Jawab: Tidak wajib bagi orang yang memiliki
piutang pada orang lain mengeluarkan zakatnya sampai ia menerima piutangnya,
karena ketika itu hartanya tidak ada pada tangannya. Akan tetapi jika
piutangnya di tangan orang yang mampu membayar utang, maka ia harus membayar
zakatnya pada setiap tahun. Jika ia telah mengeluarkan zakat yang digabungkan
dengan harta yang ada di sisinya, maka telah lepas kewajibannya, namun jika ia
tidak mengeluarkan zakat sambil menggabung dengan harta yang ada padanya, maka
ketika telah menerima piutangnya ia wajib menzakatkannya untuk tahun-tahun yang
telah berlalu. Hal itu, karena orang yang mampu membayar utang bisa ditagih,
namun ia meninggalkannya karena pilihan pemilik piutang. Tetapi jika piutang di
tangan orang yang kesusahan atau kaya yang sulit ditagih, maka ketika ini tidak
wajib dizakatkan setiap tahun, karena ia tidak memungkinan untuk memperoleh
hartanya, sedangkan Allah Ta’ala berfirman,
وَإِنْ كَانَ
ذُو عُسْرَةٍ فَنَظِرَةٌ إِلَى مَيْسَرَةٍ
”Dan jika (orang yang berutang itu) dalam
kesukaran, maka berilah tangguh sampai dia berkelapangan.” (Qs. Al Baqarah: 280)

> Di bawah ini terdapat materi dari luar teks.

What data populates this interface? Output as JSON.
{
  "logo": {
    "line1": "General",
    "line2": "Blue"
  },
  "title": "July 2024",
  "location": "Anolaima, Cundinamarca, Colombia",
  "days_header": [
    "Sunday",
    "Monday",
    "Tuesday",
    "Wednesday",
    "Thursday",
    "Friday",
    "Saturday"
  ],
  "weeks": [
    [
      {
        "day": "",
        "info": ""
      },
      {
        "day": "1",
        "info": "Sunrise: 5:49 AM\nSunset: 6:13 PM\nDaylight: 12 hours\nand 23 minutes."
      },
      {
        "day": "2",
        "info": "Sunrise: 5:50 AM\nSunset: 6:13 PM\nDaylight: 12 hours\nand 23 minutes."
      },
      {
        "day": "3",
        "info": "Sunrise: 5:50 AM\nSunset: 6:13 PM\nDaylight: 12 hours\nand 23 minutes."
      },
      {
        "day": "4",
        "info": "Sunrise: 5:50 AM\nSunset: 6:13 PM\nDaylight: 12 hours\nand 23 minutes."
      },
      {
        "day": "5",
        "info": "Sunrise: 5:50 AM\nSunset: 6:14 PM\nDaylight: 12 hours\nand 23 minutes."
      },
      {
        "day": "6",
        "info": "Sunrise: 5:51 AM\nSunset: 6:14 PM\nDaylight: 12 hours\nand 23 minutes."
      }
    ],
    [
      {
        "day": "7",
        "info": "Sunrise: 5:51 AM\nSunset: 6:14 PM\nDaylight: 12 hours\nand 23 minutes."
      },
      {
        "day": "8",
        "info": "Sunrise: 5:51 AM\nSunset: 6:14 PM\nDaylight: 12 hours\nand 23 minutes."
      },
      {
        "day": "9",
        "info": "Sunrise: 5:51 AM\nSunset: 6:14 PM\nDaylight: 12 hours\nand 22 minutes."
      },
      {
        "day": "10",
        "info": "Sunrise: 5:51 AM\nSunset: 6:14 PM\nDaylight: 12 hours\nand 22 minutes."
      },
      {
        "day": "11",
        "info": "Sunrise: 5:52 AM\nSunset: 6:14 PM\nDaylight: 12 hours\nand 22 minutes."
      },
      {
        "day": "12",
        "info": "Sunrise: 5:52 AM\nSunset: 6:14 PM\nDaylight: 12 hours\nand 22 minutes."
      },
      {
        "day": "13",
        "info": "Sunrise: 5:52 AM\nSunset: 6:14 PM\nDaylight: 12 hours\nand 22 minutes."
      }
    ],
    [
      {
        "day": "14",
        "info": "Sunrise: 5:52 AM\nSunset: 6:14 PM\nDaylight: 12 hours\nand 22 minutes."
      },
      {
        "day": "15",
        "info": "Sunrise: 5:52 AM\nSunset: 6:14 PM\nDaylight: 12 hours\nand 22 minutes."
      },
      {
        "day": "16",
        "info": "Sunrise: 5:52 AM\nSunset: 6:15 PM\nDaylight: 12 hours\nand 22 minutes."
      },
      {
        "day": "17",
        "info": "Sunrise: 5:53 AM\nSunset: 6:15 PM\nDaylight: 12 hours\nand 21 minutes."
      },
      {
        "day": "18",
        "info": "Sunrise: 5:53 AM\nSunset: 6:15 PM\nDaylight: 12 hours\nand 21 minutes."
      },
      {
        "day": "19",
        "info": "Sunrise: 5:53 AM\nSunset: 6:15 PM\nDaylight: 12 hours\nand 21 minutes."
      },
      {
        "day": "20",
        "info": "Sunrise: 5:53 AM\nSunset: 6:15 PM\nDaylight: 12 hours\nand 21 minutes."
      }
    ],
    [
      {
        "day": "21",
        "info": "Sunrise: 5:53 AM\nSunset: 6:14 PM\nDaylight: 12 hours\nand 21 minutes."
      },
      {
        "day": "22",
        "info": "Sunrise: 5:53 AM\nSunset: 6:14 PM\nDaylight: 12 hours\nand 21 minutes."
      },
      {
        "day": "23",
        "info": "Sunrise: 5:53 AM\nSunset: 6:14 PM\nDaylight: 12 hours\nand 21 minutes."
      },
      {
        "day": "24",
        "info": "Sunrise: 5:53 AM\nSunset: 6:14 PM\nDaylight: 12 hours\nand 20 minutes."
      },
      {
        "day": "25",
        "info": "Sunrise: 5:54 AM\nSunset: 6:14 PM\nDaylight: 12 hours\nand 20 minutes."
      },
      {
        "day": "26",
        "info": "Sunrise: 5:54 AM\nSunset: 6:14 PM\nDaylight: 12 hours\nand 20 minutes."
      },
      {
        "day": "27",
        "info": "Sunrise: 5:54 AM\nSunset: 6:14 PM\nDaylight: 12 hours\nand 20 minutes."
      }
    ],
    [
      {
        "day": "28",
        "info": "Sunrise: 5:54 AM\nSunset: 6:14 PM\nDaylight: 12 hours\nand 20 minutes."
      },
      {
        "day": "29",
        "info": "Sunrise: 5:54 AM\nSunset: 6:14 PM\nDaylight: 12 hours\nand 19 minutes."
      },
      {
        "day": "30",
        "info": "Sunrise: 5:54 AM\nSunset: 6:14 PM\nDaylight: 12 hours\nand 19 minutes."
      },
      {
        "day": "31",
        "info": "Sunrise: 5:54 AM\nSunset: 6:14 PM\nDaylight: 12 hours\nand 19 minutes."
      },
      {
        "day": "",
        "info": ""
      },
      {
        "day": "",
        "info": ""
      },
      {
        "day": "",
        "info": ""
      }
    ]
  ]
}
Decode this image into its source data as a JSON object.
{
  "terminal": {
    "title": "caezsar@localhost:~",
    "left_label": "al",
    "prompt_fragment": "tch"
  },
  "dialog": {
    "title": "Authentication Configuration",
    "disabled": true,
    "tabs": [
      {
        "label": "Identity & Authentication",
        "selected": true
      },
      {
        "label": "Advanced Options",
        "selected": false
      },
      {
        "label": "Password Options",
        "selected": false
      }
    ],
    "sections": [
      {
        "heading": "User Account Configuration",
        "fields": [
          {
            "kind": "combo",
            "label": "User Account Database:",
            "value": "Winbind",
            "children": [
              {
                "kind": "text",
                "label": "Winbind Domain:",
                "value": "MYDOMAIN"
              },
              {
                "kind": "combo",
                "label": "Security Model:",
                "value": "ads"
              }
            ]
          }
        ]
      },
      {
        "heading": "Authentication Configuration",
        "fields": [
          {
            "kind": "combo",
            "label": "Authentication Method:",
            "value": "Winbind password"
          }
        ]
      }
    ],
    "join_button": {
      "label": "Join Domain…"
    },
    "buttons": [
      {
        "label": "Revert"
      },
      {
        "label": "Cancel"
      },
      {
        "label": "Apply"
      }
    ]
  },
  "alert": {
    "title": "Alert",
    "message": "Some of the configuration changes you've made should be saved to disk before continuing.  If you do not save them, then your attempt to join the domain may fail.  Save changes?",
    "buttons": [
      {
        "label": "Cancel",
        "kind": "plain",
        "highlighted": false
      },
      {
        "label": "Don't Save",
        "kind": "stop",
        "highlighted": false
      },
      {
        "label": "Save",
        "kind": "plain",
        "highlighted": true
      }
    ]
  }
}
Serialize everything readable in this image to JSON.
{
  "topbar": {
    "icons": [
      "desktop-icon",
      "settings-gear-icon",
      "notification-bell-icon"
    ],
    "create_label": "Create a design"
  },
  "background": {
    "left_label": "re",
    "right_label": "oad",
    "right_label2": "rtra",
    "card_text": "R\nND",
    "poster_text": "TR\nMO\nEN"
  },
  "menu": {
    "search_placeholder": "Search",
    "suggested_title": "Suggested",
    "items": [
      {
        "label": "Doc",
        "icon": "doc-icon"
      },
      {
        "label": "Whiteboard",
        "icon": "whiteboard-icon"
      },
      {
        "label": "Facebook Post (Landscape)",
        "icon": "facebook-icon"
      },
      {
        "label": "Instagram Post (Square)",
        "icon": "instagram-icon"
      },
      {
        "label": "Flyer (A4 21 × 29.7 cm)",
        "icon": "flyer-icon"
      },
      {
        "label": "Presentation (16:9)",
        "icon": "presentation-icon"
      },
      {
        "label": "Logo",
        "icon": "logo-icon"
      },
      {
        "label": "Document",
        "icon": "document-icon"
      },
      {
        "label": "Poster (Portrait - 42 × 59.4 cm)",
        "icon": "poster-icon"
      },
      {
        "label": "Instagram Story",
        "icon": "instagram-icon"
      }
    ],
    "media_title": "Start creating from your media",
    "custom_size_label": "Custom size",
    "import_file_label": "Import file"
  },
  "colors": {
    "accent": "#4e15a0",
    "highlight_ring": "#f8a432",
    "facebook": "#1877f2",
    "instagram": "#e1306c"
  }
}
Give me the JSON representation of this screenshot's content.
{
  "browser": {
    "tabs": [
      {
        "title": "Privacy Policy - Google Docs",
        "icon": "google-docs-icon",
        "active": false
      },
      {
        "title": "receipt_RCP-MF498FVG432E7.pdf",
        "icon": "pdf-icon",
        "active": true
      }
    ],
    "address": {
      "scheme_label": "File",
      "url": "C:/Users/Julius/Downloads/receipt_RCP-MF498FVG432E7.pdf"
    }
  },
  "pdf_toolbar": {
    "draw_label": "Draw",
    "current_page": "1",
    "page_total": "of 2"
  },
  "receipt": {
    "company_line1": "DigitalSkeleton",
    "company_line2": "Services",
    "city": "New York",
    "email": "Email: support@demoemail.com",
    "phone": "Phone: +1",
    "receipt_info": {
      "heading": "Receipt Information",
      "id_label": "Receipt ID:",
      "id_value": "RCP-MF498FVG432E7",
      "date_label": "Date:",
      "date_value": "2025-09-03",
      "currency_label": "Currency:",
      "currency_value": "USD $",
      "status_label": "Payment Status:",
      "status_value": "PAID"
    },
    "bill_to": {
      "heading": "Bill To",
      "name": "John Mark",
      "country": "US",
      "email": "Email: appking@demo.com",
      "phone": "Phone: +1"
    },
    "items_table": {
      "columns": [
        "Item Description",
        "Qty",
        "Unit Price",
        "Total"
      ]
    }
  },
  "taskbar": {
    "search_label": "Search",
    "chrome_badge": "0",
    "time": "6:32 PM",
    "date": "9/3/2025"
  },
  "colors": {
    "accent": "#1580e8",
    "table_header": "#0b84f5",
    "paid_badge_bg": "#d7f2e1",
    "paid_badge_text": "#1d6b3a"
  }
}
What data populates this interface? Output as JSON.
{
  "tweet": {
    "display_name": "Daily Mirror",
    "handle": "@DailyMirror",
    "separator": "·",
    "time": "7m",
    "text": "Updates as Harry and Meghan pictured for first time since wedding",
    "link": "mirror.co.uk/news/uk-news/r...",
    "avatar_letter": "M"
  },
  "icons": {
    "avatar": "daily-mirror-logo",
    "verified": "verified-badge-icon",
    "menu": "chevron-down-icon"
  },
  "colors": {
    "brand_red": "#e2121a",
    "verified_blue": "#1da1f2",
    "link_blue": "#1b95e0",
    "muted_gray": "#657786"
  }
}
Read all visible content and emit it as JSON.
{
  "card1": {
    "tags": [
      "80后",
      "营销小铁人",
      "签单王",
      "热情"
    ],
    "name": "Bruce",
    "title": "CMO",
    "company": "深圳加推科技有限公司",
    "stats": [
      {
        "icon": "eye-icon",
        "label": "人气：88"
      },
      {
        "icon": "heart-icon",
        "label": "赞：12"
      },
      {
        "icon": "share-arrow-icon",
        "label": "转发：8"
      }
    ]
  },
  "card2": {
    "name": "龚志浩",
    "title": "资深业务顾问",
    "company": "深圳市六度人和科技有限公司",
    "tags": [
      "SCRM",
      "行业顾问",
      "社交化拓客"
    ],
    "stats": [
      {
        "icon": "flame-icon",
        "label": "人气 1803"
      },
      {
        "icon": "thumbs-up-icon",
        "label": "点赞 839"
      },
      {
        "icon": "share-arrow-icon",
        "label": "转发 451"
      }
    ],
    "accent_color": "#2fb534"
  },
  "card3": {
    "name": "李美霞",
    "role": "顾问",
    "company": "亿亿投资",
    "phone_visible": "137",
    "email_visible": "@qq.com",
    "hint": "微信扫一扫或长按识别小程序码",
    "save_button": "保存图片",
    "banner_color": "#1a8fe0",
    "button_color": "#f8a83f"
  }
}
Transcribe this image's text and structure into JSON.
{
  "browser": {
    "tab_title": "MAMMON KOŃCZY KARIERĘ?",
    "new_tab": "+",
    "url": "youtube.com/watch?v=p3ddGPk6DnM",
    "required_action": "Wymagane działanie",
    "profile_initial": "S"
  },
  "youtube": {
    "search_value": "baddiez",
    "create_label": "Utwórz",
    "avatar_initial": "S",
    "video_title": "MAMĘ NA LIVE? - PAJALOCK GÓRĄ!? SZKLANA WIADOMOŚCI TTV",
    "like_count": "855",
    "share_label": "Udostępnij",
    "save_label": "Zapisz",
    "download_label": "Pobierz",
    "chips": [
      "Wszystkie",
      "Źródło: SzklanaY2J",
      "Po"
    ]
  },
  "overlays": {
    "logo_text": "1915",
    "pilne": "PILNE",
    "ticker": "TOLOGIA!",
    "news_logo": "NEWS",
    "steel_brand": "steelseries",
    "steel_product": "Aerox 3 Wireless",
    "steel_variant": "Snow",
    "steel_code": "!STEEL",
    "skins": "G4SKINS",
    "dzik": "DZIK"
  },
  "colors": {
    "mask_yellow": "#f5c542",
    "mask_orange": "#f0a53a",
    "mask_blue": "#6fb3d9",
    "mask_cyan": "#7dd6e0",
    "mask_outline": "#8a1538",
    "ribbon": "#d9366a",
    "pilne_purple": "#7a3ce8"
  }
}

Dimana ia tidak memungkinkan menerima piutang
ini dan memanfaatkannya, maka ia tidak berkewajiban membayar zakat. Tetapi jika
ia telah menerimanya, maka di antara Ahli Ilmu ada yang berpendapat, ”Ia
memulai haul (perhitungan setahun) yang baru.” dan ada pula yang berpendapat,
bahwa ia mengeluarkan zakatnya untuk setahun saja. Dan jika tahun itu tengah
berlangsung, maka ia bisa keluarkan zakatnya juga, ini sikap yang lebih
hati-hati, wallahu a’lam.” (Fatawa Arkanil Islam 1/424)
Pertanyaan: Saya pernah menjual mobil kepada seseorang,
dan ia masih punya utang kepada saya sekitar lima ribu (riyal) dan sudah
berlalu bertahun-tahun, namun dia sekarang bersembunyi yang aku tidak ketahui
di mana keberadaannya, maka apakah aku harus membayar zakat harta piutang itu?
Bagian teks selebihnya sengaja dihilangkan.